Priya also suggests devoting one hour a day (or even just 20 minutes) to yourself, to sit with your feelings, and to reacquaint yourself with the new you.


Positivity's Potential Unleashed

Ahmed Mohammed Younis, a quality engineer in the United Arab Emirates, has developed his own method of dealing with stress. 

"Stress can wreak havoc on the mind in a variety of ways. When it comes to me, I try my hardest to confront and overcome this by pinpointing exactly what is stressing me out and determining why this is impacting me. This aids me in determining what I should do next to de-stress. Furthermore, I engage in activities that benefit me, such as spending time with my friends and discussing positive topics that can stimulate me, going to the gym and working out," Ahmed said.

According to him, stress cannot be totally avoided.
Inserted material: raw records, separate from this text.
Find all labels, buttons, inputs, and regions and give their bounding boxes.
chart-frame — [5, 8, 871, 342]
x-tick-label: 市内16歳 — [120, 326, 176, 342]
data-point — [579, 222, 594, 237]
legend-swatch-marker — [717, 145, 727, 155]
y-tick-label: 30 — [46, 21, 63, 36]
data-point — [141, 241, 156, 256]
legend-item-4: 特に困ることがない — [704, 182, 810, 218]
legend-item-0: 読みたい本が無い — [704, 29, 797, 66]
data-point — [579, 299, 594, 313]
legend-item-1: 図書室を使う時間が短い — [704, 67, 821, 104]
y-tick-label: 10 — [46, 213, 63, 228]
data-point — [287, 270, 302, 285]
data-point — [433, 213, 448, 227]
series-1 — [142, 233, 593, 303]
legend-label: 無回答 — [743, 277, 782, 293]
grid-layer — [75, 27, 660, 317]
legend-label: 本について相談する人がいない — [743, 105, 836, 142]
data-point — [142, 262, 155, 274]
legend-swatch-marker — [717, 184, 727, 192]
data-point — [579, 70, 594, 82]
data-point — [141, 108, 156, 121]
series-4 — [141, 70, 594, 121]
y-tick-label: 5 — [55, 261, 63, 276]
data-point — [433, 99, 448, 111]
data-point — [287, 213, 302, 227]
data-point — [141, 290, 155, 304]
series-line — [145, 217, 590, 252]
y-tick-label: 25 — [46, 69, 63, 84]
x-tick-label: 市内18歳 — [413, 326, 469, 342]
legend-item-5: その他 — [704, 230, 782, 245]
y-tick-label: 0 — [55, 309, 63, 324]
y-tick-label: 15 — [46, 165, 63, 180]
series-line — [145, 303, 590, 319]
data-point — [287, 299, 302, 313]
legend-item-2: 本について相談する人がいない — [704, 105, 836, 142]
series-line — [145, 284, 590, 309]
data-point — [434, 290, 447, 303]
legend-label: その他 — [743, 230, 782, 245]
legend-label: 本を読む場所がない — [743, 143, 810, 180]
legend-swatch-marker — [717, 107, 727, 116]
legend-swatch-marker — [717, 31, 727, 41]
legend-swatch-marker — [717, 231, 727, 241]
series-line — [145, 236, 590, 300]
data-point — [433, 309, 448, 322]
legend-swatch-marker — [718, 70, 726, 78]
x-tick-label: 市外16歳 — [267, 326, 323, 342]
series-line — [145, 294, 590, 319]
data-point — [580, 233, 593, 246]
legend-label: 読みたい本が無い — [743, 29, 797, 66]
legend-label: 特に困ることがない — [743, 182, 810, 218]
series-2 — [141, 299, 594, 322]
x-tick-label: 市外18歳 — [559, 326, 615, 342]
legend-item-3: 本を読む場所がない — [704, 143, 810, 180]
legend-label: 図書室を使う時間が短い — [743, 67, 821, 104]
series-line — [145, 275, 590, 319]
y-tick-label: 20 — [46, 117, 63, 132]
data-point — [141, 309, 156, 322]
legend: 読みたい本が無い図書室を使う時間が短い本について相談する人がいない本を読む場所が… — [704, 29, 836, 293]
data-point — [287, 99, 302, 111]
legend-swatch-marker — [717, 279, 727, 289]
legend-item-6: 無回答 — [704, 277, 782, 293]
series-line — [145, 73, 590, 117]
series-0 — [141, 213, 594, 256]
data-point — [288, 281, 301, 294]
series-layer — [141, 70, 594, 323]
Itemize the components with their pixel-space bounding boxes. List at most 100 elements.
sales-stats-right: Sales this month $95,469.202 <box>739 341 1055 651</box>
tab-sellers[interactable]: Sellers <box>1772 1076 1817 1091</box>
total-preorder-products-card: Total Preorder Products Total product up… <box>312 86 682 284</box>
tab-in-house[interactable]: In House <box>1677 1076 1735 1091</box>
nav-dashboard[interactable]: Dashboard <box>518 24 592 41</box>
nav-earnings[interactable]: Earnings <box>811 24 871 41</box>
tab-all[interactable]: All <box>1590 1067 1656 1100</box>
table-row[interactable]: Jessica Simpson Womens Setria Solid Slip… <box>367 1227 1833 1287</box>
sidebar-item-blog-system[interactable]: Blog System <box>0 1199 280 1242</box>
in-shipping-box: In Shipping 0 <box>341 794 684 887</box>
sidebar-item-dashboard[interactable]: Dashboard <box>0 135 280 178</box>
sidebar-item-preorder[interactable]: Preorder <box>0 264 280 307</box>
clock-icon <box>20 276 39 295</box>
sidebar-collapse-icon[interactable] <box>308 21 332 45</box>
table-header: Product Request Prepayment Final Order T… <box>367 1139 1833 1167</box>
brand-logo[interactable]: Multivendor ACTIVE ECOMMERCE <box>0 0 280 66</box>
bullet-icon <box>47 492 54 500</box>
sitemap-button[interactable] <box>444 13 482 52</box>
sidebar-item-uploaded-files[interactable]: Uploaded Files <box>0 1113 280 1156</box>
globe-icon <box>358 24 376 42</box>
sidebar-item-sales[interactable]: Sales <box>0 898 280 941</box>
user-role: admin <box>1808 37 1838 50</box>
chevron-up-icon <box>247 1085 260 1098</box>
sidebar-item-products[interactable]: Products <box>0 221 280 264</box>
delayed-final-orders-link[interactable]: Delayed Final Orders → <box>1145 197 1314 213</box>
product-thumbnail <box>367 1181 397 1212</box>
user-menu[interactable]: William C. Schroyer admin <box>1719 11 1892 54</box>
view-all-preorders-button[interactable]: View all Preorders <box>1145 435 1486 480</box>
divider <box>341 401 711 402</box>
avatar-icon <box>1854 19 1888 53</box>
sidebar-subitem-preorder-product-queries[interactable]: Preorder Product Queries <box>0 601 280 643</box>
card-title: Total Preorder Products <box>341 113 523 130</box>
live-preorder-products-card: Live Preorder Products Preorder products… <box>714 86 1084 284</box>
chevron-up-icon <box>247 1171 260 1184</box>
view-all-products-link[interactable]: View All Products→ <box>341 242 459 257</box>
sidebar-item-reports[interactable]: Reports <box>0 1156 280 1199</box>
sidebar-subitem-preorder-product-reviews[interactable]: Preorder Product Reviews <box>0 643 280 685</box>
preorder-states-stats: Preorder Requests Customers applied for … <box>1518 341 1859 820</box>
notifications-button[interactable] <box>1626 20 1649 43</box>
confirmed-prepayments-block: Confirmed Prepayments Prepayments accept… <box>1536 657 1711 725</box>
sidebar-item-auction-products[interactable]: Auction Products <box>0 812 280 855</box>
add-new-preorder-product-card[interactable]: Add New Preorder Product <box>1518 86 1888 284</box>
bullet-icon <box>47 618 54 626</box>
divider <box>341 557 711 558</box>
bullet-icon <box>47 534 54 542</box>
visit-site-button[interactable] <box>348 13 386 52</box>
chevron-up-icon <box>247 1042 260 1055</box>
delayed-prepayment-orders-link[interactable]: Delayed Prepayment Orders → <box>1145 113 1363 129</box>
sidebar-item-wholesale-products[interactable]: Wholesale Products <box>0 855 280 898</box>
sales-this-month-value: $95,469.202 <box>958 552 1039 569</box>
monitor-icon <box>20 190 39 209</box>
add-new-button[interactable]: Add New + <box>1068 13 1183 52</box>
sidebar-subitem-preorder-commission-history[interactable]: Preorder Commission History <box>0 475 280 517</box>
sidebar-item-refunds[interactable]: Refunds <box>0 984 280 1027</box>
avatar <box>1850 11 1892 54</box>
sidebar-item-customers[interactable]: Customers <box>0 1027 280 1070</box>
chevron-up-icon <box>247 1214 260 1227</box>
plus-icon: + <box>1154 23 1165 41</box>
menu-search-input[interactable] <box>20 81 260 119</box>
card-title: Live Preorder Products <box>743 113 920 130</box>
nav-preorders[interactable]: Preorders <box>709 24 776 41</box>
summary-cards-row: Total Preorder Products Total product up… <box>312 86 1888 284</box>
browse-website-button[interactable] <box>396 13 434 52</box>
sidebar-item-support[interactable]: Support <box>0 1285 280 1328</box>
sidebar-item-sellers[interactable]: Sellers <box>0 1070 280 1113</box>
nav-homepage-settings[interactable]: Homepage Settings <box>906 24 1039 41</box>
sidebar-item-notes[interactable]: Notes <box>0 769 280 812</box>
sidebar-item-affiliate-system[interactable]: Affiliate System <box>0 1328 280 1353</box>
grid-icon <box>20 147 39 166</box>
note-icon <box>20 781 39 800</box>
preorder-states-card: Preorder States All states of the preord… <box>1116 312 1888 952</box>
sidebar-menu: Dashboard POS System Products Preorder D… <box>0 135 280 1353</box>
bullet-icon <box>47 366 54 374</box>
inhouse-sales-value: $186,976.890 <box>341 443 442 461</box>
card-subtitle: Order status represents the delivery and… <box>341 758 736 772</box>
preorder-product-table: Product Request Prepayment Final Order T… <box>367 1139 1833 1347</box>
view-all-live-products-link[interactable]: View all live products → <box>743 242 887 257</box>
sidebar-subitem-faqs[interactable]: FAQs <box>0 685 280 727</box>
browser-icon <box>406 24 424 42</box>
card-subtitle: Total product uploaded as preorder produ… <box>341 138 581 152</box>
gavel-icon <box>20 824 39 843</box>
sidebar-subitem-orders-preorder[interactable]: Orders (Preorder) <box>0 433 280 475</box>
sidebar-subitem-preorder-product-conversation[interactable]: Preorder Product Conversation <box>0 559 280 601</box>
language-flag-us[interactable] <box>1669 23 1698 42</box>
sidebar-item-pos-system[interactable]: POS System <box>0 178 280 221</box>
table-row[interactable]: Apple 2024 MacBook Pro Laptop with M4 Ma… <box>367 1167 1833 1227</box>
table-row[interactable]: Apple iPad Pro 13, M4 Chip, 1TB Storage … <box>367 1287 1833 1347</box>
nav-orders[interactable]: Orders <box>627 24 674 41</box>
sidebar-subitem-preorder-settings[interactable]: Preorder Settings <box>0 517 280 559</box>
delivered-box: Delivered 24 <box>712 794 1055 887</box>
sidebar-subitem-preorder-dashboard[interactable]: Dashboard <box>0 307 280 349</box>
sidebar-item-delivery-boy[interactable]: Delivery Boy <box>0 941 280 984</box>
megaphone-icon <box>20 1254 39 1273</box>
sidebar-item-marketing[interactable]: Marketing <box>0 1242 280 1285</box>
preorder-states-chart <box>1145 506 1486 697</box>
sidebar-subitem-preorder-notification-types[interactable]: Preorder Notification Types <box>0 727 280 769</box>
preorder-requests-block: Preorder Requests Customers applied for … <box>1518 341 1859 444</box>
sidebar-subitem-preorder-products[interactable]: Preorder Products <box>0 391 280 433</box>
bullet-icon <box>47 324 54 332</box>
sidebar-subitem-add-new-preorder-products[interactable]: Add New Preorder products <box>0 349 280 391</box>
So, there is a need for seeking out coping techniques and develop effective strategies for dealing with it in a healthy and productive manner.

"We need to be kinder to ourselves as well." Fortunately, there are now many professionals who can assist us in making great life changes using methods that are tailored to our needs. We are sometimes our own harshest critics. 

He sums up his life lessons by saying, "We have to learn to be gentler to ourselves and accept adversities in life as a learning process."


Conclusion

Stress is here to stay, and as we handle our careers and relationships — with all of their good, terrible, and ugly sides — we must understand that stress and demons do exist in our minds. But it's more necessary to talk about them and, on occasion, seek assistance in order to clear our brains and hearts of negativity.